RHESSI's x-ray/gamma-ray detectors have only a small amount of shielding against background radiation coming from other directions than the Sun's. For the study of small flares, this is the sort of unhappy compromise you have to make with a small mission. But it also opens up opportunities to study interesting phenomena from elsewhere in the sky, and even from our own planet Earth.
Terrestrial gamma-ray flashes (TGFs) are very brief bursts of gamma radiation (typically around 1 millisecond long) coming upwards from the Earth's atmosphere from somewhere in the vicinity of a thunderstorm. They were discovered by Dr. Gerald Fishman and collaborators using NASA's Compton Gamma-ray Observatory (CGRO) in the early 1990s, around the same time that the mysterious and beautiful visible electrical phenomena called sprites, elves, and blue jets were first being studied.

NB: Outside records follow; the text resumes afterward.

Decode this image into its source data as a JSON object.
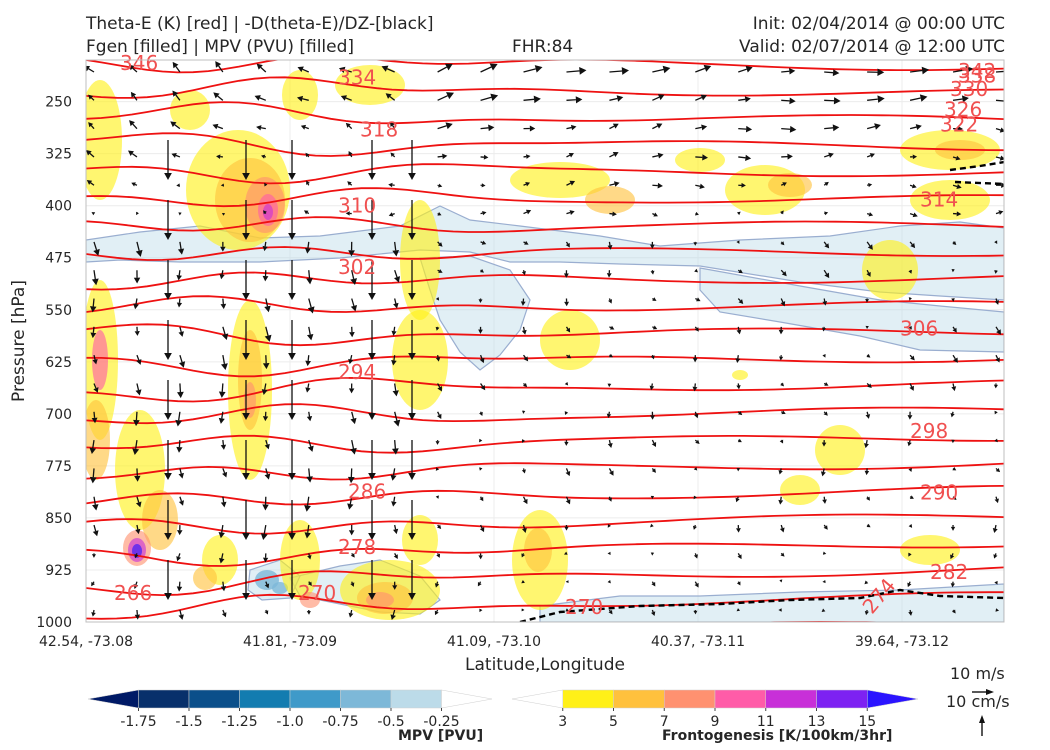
{
  "header": {
    "line1_left": "Theta-E (K) [red] | -D(theta-E)/DZ-[black]",
    "line2_left": "Fgen [filled] | MPV (PVU) [filled]",
    "fhr": "FHR:84",
    "init": "Init: 02/04/2014 @ 00:00 UTC",
    "valid": "Valid: 02/07/2014 @ 12:00 UTC"
  },
  "chart_data": {
    "type": "cross-section",
    "xlabel": "Latitude,Longitude",
    "ylabel": "Pressure [hPa]",
    "x_ticks": [
      "42.54, -73.08",
      "41.81, -73.09",
      "41.09, -73.10",
      "40.37, -73.11",
      "39.64, -73.12"
    ],
    "y_ticks": [
      250,
      325,
      400,
      475,
      550,
      625,
      700,
      775,
      850,
      925,
      1000
    ],
    "ylim": [
      1000,
      190
    ],
    "theta_e_labels": {
      "left": [
        "346",
        "334",
        "318",
        "310",
        "302",
        "294",
        "286",
        "278",
        "270",
        "266"
      ],
      "right": [
        "342",
        "338",
        "330",
        "326",
        "322",
        "314",
        "306",
        "298",
        "290",
        "282",
        "274"
      ],
      "bottom": [
        "270"
      ]
    },
    "theta_e_label_values": {
      "left": [
        346,
        334,
        318,
        310,
        302,
        294,
        286,
        278,
        270,
        266
      ],
      "left_pressure": [
        190,
        215,
        290,
        400,
        488,
        640,
        812,
        892,
        965,
        1025
      ],
      "right": [
        342,
        338,
        330,
        326,
        322,
        314,
        306,
        298,
        290,
        282,
        274
      ],
      "right_pressure": [
        204,
        212,
        232,
        261,
        283,
        391,
        577,
        725,
        813,
        928,
        1000
      ]
    },
    "mpv_colorbar": {
      "label": "MPV [PVU]",
      "ticks": [
        "-1.75",
        "-1.5",
        "-1.25",
        "-1.0",
        "-0.75",
        "-0.5",
        "-0.25"
      ],
      "colors": [
        "#001a66",
        "#08306b",
        "#0b4f8a",
        "#137cb0",
        "#3f9ac9",
        "#7db8d8",
        "#bcdbe9",
        "#ffffff"
      ]
    },
    "fgen_colorbar": {
      "label": "Frontogenesis [K/100km/3hr]",
      "ticks": [
        "3",
        "5",
        "7",
        "9",
        "11",
        "13",
        "15"
      ],
      "colors": [
        "#ffffff",
        "#fff018",
        "#ffc13d",
        "#ff9170",
        "#ff5ca8",
        "#c830d8",
        "#7d22f2",
        "#2b14ff"
      ]
    },
    "wind_scale": {
      "horizontal": "10 m/s",
      "vertical": "10 cm/s"
    },
    "grid": true
  }
}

Sprites and TGFs were guessed, for several good reasons, to be related. Theorists refined an idea called relativistic runaway breakdown to explain where the gamma-rays come from. In this process, one or more high-energy "seed" electrons (provided, perhaps, by a cosmic ray) are accelerated by a strong electric field and knock further electrons off other atoms, which are thus "born" with high energy, too. These electrons create bremsstrahlung radiation when they interact with nuclei in the atmosphere just as solar-flare electrons do at the Sun.
In summer 2004, then-U. C. Berkeley undergraduate Liliana Lopez, who had been working with RHESSI data for some time, attended a summer school on thunderstorm-related phenomena in Corsica and electrified the faculty and students by presenting the first TGFs reported in nearly a decade, and the first seen with any instrument besides CGRO.

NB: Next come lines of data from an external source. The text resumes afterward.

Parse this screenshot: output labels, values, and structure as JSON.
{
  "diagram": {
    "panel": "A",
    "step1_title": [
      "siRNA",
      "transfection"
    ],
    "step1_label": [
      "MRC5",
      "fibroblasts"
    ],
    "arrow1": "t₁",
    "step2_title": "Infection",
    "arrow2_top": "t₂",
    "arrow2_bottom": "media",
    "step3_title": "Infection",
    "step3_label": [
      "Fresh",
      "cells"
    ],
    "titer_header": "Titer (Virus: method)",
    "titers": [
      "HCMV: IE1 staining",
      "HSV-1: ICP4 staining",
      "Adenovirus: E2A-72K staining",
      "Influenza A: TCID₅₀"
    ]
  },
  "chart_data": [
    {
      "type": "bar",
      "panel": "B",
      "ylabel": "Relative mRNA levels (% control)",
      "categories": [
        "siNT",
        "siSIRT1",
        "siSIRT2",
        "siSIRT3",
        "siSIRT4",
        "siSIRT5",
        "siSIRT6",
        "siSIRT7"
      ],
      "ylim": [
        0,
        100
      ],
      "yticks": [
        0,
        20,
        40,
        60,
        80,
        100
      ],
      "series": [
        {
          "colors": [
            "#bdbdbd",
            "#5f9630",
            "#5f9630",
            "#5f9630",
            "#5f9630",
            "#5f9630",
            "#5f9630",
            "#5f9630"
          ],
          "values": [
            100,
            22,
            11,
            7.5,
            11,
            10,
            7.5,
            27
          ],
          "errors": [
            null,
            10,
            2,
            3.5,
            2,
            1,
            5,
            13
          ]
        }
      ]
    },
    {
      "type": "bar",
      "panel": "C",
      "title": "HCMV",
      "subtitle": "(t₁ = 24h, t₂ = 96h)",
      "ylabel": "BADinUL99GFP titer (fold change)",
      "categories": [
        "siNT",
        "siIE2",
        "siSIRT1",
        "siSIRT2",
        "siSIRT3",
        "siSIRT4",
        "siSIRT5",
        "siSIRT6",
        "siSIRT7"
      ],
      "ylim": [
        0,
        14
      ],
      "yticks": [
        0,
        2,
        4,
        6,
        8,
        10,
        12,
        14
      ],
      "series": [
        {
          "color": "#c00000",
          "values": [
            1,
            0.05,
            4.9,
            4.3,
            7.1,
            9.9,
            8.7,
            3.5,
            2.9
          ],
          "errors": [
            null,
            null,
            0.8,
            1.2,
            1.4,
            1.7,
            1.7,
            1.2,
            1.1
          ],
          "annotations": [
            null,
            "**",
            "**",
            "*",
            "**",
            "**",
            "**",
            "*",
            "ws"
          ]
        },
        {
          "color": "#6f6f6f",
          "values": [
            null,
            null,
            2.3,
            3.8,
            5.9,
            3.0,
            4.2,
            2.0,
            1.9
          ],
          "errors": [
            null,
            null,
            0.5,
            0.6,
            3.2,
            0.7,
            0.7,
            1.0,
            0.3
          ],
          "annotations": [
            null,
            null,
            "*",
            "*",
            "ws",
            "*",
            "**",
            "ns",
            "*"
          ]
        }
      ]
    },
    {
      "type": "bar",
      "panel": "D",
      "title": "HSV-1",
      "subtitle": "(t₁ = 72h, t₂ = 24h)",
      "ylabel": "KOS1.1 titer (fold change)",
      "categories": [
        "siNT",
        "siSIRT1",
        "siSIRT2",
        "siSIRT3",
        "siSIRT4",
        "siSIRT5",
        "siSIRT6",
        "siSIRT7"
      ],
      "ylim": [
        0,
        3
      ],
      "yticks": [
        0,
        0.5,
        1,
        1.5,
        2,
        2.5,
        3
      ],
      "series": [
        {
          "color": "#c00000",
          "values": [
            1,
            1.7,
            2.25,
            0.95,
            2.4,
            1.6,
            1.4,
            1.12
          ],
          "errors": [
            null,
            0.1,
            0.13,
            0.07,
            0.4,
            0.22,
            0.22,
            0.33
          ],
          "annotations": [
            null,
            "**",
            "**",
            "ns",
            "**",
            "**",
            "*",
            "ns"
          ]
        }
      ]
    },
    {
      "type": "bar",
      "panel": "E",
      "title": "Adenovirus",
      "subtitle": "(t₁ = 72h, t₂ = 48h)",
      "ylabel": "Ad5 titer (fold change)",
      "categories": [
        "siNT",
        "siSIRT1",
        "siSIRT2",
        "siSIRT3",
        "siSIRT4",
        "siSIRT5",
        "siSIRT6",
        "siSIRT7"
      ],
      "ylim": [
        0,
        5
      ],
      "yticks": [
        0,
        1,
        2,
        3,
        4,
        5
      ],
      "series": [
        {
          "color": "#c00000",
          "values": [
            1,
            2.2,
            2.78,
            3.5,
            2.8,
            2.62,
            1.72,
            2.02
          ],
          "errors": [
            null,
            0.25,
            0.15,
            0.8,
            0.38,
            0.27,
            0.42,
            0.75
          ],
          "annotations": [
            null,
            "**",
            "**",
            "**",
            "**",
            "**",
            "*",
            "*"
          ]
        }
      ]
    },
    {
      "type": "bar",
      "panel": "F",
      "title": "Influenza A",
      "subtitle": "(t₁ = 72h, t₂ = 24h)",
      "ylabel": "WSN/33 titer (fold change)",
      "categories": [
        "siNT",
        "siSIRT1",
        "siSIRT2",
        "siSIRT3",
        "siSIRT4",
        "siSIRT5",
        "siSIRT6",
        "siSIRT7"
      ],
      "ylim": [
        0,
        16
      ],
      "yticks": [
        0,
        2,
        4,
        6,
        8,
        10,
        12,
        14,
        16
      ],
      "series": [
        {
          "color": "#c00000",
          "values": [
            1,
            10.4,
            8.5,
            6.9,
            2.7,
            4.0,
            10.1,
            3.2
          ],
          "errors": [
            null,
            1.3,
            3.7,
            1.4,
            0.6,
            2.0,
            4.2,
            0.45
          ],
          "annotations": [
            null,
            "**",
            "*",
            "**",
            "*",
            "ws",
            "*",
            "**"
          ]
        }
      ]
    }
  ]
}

We learned two things right away from these first events: that TGFs are much more common than previously thought, and that they extend up to gamma-ray energies as high as 30 MeV, with just the spectral shape predicted by the relativistic runaway model.
Since then, several collaborations have been comparing the global map of RHESSI TGFs to maps of lightning (Figure 2), studying the average TGF spectrum in detail (Figure 3), and comparing individual TGFs with radio signals from the associated lightning. All of these lines of study seem to be pointing to a common conclusion: that TGFs are not associated primarily with the exotic sprites, elves, and blue jets, which occur at very high altitudes, but with lightning itself. The TGFs we see may be the tip of the iceberg, and many more probably await, buried from our view by overlying atmosphere. They may even turn out to be the still-unknown trigger mechanism for lightning. Instruments specialized to study TGFs are now being designed for the French satellite TARANIS (named after the Celtic God) and for the NSF research airplane HIAPER, thanks in part to the inspiration of RHESSI's results.